En sonunda kendini kendi hayal ve düşüncelerinden oluşan bir ağın içine kapattığını anlar. Bu yakıcı bir aydınlanma anıdır; ama yıkıcı olmaz. Diğer insanları kendi tasarımlarına indirgenemez tekillikleri içinde gördüğü her şeyi bilme ve denetleme tutkusundan vazgeçip sadece sevmeyi Öteki'ne açılmayı denediği anda Sanat'a da ilk kez gerçekten açılabileceğini kavrar.
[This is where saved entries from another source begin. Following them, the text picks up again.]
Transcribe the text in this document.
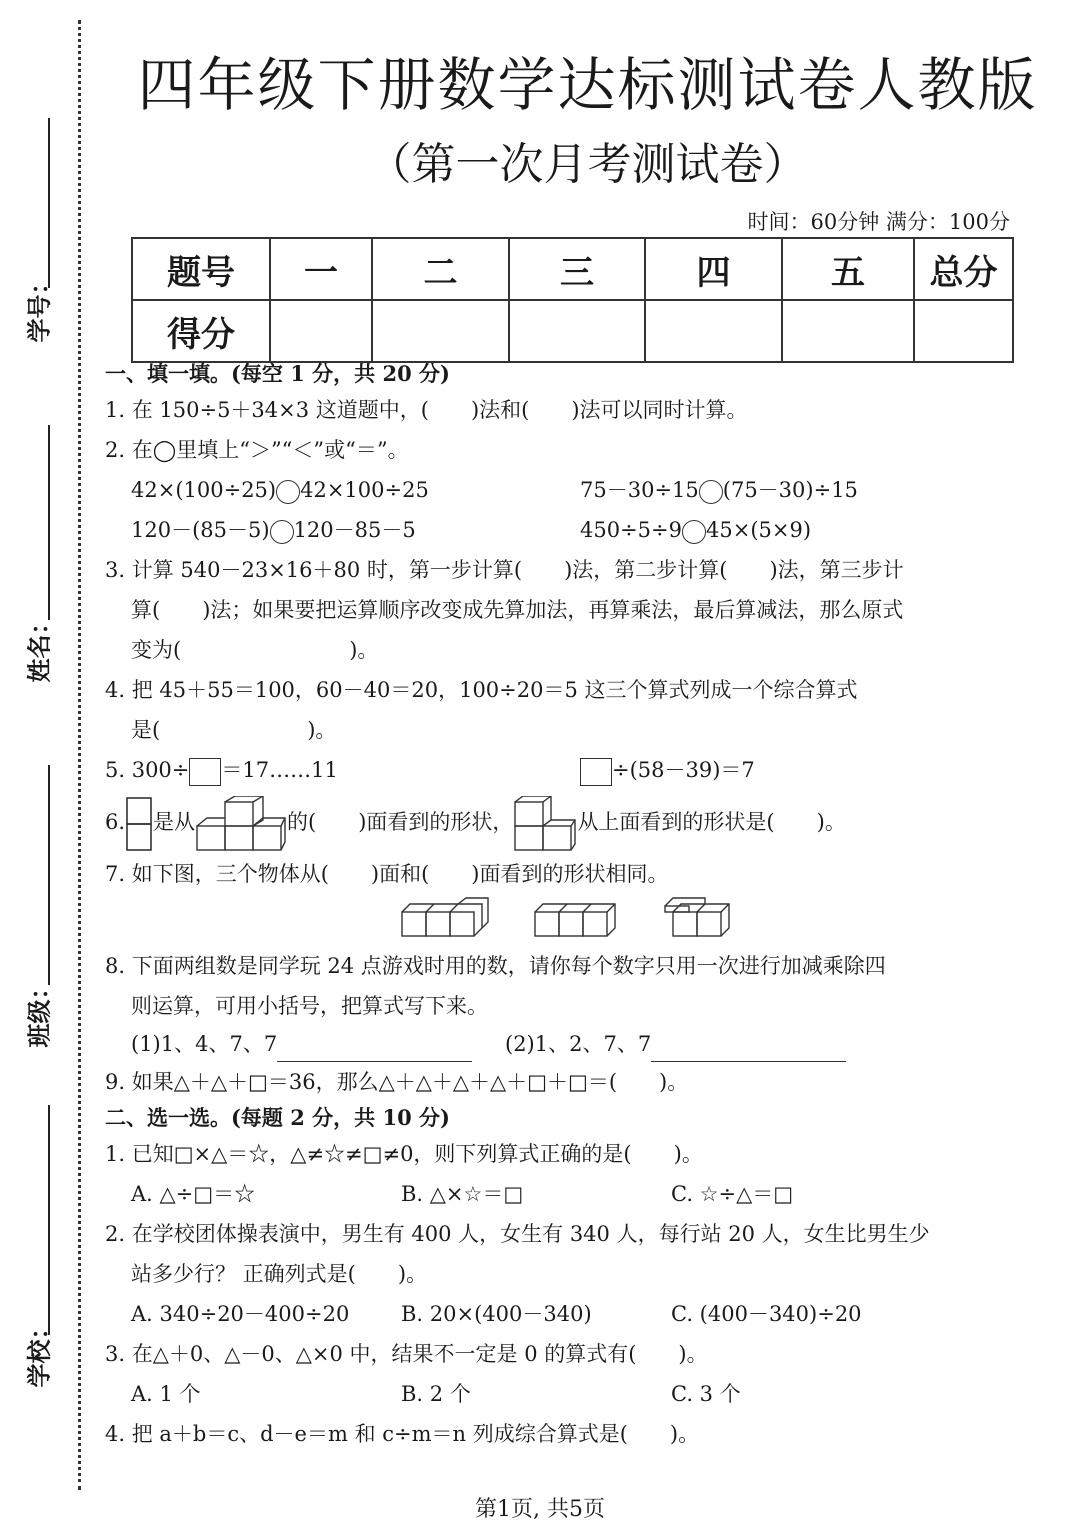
学号：
姓名：
班级：
学校：
四年级下册数学达标测试卷人教版
（第一次月考测试卷）
时间：60分钟 满分：100分
题号	一	二	三	四	五	总分
得分						
一、填一填。(每空 1 分，共 20 分)
1. 在 150÷5＋34×3 这道题中，(　　)法和(　　)法可以同时计算。
2. 在◯里填上“＞”“＜”或“＝”。
42×(100÷25) 42×100÷25	75－30÷15 (75－30)÷15
120－(85－5) 120－85－5	450÷5÷9 45×(5×9)
3. 计算 540－23×16＋80 时，第一步计算(　　)法，第二步计算(　　)法，第三步计
算(　　)法；如果要把运算顺序改变成先算加法，再算乘法，最后算减法，那么原式
变为(　　　　　　　　)。
4. 把 45＋55＝100，60－40＝20，100÷20＝5 这三个算式列成一个综合算式
是(　　　　　　　)。
5. 300÷ ＝17……11	÷(58－39)＝7
6. 是从	的(　　)面看到的形状，	从上面看到的形状是(　　)。
7. 如下图，三个物体从(　　)面和(　　)面看到的形状相同。
8. 下面两组数是同学玩 24 点游戏时用的数，请你每个数字只用一次进行加减乘除四
则运算，可用小括号，把算式写下来。
(1)1、4、7、7	(2)1、2、7、7
9. 如果△＋△＋□＝36，那么△＋△＋△＋△＋□＋□＝(　　)。
二、选一选。(每题 2 分，共 10 分)
1. 已知□×△＝☆，△≠☆≠□≠0，则下列算式正确的是(　　)。
A. △÷□＝☆	B. △×☆＝□	C. ☆÷△＝□
2. 在学校团体操表演中，男生有 400 人，女生有 340 人，每行站 20 人，女生比男生少
站多少行？ 正确列式是(　　)。
A. 340÷20－400÷20 B. 20×(400－340)	C. (400－340)÷20
3. 在△＋0、△－0、△×0 中，结果不一定是 0 的算式有(　　)。
A. 1 个	B. 2 个	C. 3 个
4. 把 a＋b＝c、d－e＝m 和 c÷m＝n 列成综合算式是(　　)。
第1页, 共5页
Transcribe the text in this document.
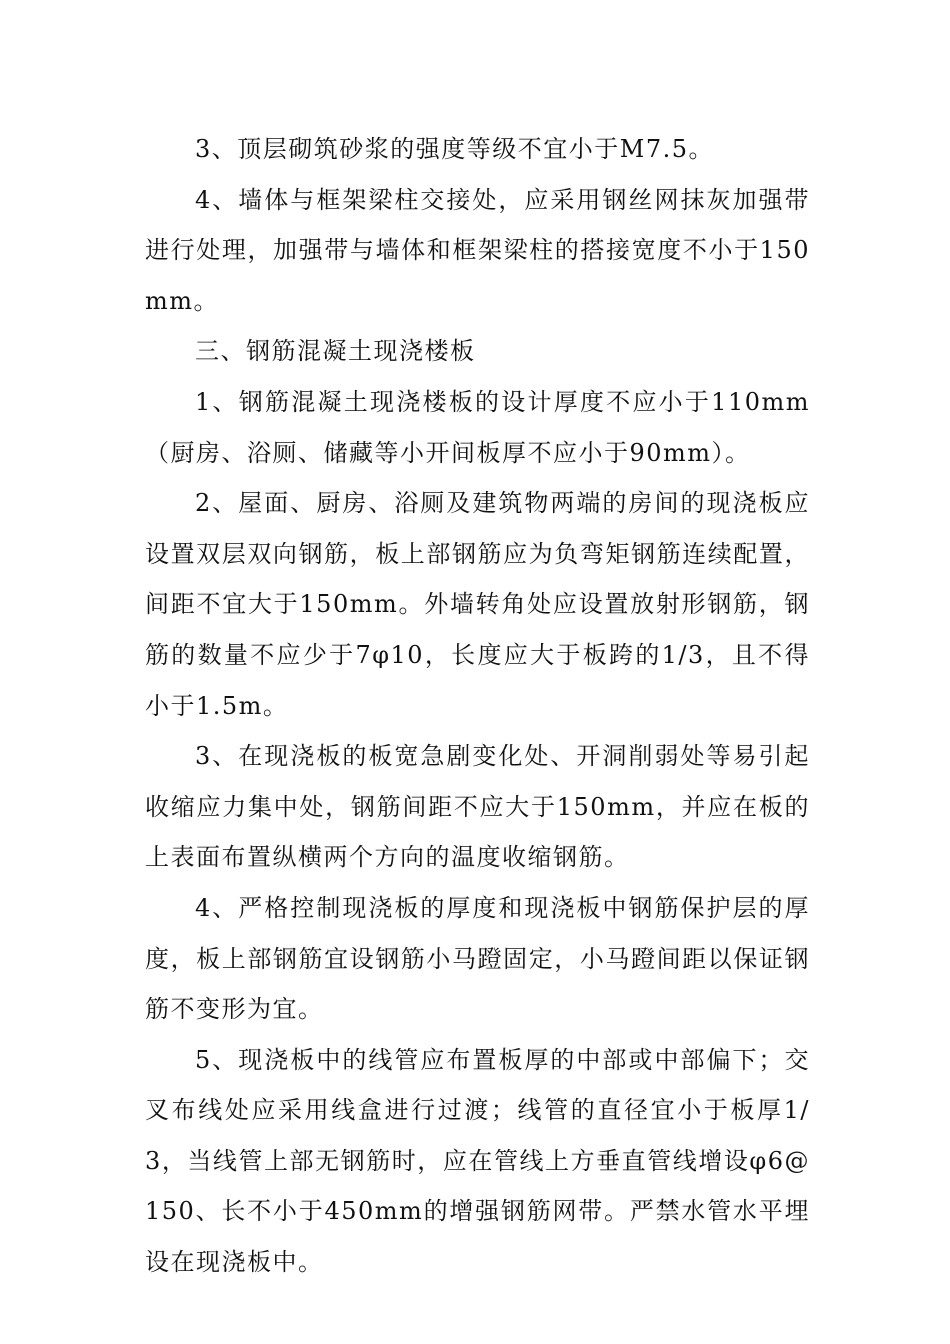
3、顶层砌筑砂浆的强度等级不宜小于M7.5。

4、墙体与框架梁柱交接处，应采用钢丝网抹灰加强带进行处理，加强带与墙体和框架梁柱的搭接宽度不小于150mm。

三、钢筋混凝土现浇楼板

1、钢筋混凝土现浇楼板的设计厚度不应小于110mm（厨房、浴厕、储藏等小开间板厚不应小于90mm）。

2、屋面、厨房、浴厕及建筑物两端的房间的现浇板应设置双层双向钢筋，板上部钢筋应为负弯矩钢筋连续配置，间距不宜大于150mm。外墙转角处应设置放射形钢筋，钢筋的数量不应少于7φ10，长度应大于板跨的1/3，且不得小于1.5m。

3、在现浇板的板宽急剧变化处、开洞削弱处等易引起收缩应力集中处，钢筋间距不应大于150mm，并应在板的上表面布置纵横两个方向的温度收缩钢筋。

4、严格控制现浇板的厚度和现浇板中钢筋保护层的厚度，板上部钢筋宜设钢筋小马蹬固定，小马蹬间距以保证钢筋不变形为宜。

5、现浇板中的线管应布置板厚的中部或中部偏下；交叉布线处应采用线盒进行过渡；线管的直径宜小于板厚1/3，当线管上部无钢筋时，应在管线上方垂直管线增设φ6@150、长不小于450mm的增强钢筋网带。严禁水管水平埋设在现浇板中。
Meslekten felsefeci olmasına karşın edebiyatın ahlak meselelerinin ve insan ilişkilerinin olağanüstü karmaşıklığını daha iyi ilettiğini düşünen Murdoch sanat/hayat zorunluluk/rastlantısallık genellik/tikellik hakikate ulaşmak için benliğin ötesine geçme gibi temaları müthiş sürükleyici bir olay örgüsü içinde ve son derece incelikli bir mizah duygusunu besleyerek işliyor.
Çok meraklanacak çok eğlenecek çok düşüneceksiniz.